Lei passa a exigir prova de contribuição ao INSS para concessão de benefícios

Lei passa a exigir prova de contribuição ao INSS para concessão de benefícios

Por Sidnei Machado*

Provar tempo de serviço e contribuições na hora de requerer benefício no INSS sempre foi um dos maiores embaraços aos segurados. Para dar início a um pedido de aposentadoria, pensão ou auxílio, por exemplo, cabia exclusivamente ao segurado comprovar perante o INSS a condição de filiado, por meio de documentos originais, da época, sem qualquer rasura, de tal forma que não suscitasse qualquer dúvida. Qualquer lacuna nos documentos era o suficiente para se indeferir o benefício.

        Com a edição da Lei nº10.403/02 e o Decreto nº4.079/02, a documentação exigida ao segurado foi reduzida, ao ser transferido para INSS a obrigação de manter as informações necessárias para comprovação de tempo de serviço e das contribuições dos segurados. As informações passarão a ser obtidas pelo Cadastro de Informações Sociais (CNIS), mantido pela Previdência Social.

       Para pedir a aposentadoria, por exemplo, o segurado era obrigado a dirigir-se a uma agência da Previdência Social munido de Carteira de Trabalho, relação dos salários de contribuições (a partir de junho/94), além de comprovante de endereço e cópias de RG e CPF. Com a nova lei, o segurado não mais precisa apresentar a Carteira de Trabalho e a relação de salários.

        A sanção da lei pelo Presidente da República foi amplamente divulgada pela imprensa como um importante avanço.

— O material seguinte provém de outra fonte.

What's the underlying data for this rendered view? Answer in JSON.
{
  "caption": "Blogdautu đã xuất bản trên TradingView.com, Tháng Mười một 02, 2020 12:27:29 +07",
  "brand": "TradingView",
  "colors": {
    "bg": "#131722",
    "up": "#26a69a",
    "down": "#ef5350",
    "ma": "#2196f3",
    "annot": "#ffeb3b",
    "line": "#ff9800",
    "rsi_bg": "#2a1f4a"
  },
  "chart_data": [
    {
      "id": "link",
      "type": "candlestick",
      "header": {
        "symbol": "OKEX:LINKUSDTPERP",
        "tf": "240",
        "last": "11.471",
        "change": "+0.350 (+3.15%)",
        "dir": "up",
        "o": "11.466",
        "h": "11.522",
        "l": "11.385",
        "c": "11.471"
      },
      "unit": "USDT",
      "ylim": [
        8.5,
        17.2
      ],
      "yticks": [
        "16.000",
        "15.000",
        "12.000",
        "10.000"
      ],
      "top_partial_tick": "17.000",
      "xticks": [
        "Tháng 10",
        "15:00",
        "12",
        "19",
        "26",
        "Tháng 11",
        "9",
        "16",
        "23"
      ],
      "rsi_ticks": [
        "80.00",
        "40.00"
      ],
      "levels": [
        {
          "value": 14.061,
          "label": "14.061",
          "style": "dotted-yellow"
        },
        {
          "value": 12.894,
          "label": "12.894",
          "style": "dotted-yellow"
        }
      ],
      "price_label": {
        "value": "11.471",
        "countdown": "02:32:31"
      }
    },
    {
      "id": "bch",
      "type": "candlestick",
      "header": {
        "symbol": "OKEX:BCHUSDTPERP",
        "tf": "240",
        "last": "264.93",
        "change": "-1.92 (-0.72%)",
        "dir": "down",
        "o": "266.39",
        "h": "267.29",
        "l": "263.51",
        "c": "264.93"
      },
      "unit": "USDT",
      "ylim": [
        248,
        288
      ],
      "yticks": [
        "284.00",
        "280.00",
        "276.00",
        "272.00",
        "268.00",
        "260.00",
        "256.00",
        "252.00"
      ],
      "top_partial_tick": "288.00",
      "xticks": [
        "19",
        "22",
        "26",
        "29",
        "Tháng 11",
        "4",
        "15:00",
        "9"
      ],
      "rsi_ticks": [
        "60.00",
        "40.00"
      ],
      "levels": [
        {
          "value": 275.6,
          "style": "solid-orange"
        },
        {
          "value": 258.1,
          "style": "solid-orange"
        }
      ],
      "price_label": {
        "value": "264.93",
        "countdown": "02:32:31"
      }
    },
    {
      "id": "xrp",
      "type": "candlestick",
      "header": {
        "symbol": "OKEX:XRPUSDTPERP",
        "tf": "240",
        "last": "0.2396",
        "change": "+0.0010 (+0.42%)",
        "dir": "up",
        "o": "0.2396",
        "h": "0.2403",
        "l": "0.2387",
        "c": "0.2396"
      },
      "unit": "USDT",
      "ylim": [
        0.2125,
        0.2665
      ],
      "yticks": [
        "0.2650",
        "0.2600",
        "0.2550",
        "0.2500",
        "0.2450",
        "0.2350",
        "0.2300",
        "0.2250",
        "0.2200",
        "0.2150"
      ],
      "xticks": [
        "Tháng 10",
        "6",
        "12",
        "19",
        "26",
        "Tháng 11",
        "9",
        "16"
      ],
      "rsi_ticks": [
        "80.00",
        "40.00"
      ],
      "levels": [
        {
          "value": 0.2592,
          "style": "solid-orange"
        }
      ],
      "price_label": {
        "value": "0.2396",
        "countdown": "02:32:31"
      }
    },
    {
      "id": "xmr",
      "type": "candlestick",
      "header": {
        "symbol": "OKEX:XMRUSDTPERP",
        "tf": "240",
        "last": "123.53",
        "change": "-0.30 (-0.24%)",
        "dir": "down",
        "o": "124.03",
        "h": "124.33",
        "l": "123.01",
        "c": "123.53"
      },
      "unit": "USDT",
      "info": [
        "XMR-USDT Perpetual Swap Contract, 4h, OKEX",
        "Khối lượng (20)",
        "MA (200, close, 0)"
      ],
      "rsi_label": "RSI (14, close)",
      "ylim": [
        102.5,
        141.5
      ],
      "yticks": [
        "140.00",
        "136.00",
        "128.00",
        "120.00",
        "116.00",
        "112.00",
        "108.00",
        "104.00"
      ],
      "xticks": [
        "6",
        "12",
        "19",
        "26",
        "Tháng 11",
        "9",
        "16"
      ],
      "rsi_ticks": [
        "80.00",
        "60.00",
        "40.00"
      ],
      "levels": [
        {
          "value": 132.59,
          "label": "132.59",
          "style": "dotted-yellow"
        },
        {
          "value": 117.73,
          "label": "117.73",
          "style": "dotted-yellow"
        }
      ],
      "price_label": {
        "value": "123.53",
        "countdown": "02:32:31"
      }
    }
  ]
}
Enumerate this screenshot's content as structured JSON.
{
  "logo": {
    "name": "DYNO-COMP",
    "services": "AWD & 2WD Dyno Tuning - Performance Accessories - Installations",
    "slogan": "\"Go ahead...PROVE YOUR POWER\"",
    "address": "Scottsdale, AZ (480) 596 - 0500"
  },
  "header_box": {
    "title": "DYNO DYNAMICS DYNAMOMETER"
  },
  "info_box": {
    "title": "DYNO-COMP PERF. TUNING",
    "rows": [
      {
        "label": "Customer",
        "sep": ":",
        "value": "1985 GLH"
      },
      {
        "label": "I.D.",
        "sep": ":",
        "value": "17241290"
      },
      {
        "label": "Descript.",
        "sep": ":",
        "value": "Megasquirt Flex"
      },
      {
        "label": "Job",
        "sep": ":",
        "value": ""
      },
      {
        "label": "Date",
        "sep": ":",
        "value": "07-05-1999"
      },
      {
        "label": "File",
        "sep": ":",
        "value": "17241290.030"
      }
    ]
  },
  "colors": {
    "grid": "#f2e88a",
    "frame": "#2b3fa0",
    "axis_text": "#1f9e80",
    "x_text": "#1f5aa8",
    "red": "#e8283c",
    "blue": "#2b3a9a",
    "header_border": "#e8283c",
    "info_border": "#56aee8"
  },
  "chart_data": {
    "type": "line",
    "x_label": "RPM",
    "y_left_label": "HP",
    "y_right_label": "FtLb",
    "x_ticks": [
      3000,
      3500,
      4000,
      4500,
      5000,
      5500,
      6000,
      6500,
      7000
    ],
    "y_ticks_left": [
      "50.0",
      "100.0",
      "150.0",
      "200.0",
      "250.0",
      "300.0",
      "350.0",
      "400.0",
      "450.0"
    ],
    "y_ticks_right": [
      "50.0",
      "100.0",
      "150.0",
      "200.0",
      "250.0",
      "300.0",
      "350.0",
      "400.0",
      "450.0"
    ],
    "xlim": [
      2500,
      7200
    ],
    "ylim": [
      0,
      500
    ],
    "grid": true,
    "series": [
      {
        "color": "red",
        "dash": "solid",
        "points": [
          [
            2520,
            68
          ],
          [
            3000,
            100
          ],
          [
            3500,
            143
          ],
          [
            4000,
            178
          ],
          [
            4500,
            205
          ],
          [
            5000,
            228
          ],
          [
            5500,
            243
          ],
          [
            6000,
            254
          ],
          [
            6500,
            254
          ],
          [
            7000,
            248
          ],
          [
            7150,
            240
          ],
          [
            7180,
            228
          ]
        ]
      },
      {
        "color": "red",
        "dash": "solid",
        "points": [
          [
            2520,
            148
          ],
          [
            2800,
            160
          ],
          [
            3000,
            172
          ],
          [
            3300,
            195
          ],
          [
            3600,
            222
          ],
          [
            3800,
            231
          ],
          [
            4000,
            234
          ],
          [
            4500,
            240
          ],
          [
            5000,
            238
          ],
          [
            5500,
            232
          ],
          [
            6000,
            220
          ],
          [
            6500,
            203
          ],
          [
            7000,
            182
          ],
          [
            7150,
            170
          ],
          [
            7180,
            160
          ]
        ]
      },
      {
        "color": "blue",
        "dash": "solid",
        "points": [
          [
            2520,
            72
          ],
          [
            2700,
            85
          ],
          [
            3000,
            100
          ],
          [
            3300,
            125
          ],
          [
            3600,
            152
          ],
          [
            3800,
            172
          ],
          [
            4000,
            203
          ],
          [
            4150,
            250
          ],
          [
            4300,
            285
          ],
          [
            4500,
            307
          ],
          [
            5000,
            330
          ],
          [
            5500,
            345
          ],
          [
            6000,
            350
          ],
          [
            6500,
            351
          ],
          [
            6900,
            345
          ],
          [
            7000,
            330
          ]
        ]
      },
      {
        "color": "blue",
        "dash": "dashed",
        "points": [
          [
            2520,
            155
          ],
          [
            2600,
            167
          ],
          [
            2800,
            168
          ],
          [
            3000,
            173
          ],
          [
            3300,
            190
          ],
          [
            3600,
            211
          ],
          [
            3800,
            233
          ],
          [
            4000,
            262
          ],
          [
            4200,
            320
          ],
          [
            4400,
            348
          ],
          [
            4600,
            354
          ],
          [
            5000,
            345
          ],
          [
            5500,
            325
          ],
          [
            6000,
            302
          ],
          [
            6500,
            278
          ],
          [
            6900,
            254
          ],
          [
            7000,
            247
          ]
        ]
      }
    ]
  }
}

Porém, não há muito a festejar. A verdadeira motivação do governo, no entanto, não veio para atender exclusivamente os interesses dos segurados, mas de arrecadação da Previdência. Acreditamos que essa medida somente trará novas dificuldades para a concessão de benefícios.

        Pela nova sistemática, ao analisar um pedido de benefício, o INSS consultará primeiro os seus dados para verificar se houve recolhimento de contribuição pelo segurado e/ou pela empresa no período. Ou seja, antes o trabalhador comprovava pela Carteira apenas o tempo de trabalho. Com a nova lei, além da Carteira de Trabalho, a prova de “relação de emprego, tempo de serviço ou de contribuição e salário de contribuição” serão feitas pelo CNIS (art. 19 do Decreto nº4.079/02 – grifamos).

         Fica claro então que a nova lei, em verdade, ao contrário do que se alardeou, passa a condicionar a concessão de benefícios à efetiva comprovação de contribuição à Previdência Social. Essa intenção está explícita no art. 1º §2º do Decreto nº4.079, o qual esclarece que “Não constando do CNIS informações sobre contribuições ou remunerações, o vínculo não será considerado(…)”. Caso a empresa não tenha recolhido as contribuições à Previdência Social, certamente o CNIS acusará e, conseqüentemente, o INSS não reconhecerá o tempo de serviço e de contribuição. A solução dada pelo Decreto neste caso é comprovar o recolhimento das contribuições por outro meio ou, é claro, responder o segurado pessoalmente pelos valores. Com isso introduziu-se um requisito novo para concessão de benefício: prova de contribuição ao INSS.

          Não se defende que Previdência não deva adotar mecanismos eficazes para fiscalizar e cobrar as contribuições para o seu custeio. Contudo, a ausência de contribuição pela empresa não pode representar fato que impeça o pagamento do benefício ao segurado, o qual não pode ser responsabilizado pela inadimplência de terceiro, não podendo sofrer prejuízos. Para o não pagamento de benefícios, goza a Previdência Social de todo arcabouço legal da ação fiscal (administrativa) e executiva (esfera judicial). Esse é o devido processo legal para se exigir contribuições não recolhidas nas épocas oportunas.

          É fato que a lei beneficiará aquele trabalhador que extraviou a sua carteira de trabalho ou a empresa dificulta o fornecimento da relação de salários, embora tenham sido feitas corretamente as contribuições. Mas trocando em miúdos, o maior resultado prático da nova lei será o de transferir ao trabalhador o ônus de arcar com o prejuízo da ausência de recolhimento, pelo indeferimento de benefícios por falta de comprovação de contribuição. Sabendo que a inadimplência com a Previdência Social no Brasil é alarmante, a lei será lembrada como mais uma histórica contribuição deste governo para restringir o acesso do cidadão à Seguridade Social. Aos poucos o regime de proteção social se transforma em um regime meramente contributivo, de caráter eminentemente privado.

* Sidnei Machado é advogado, mestre, doutor em Direito e professor de Direito Previdenciário.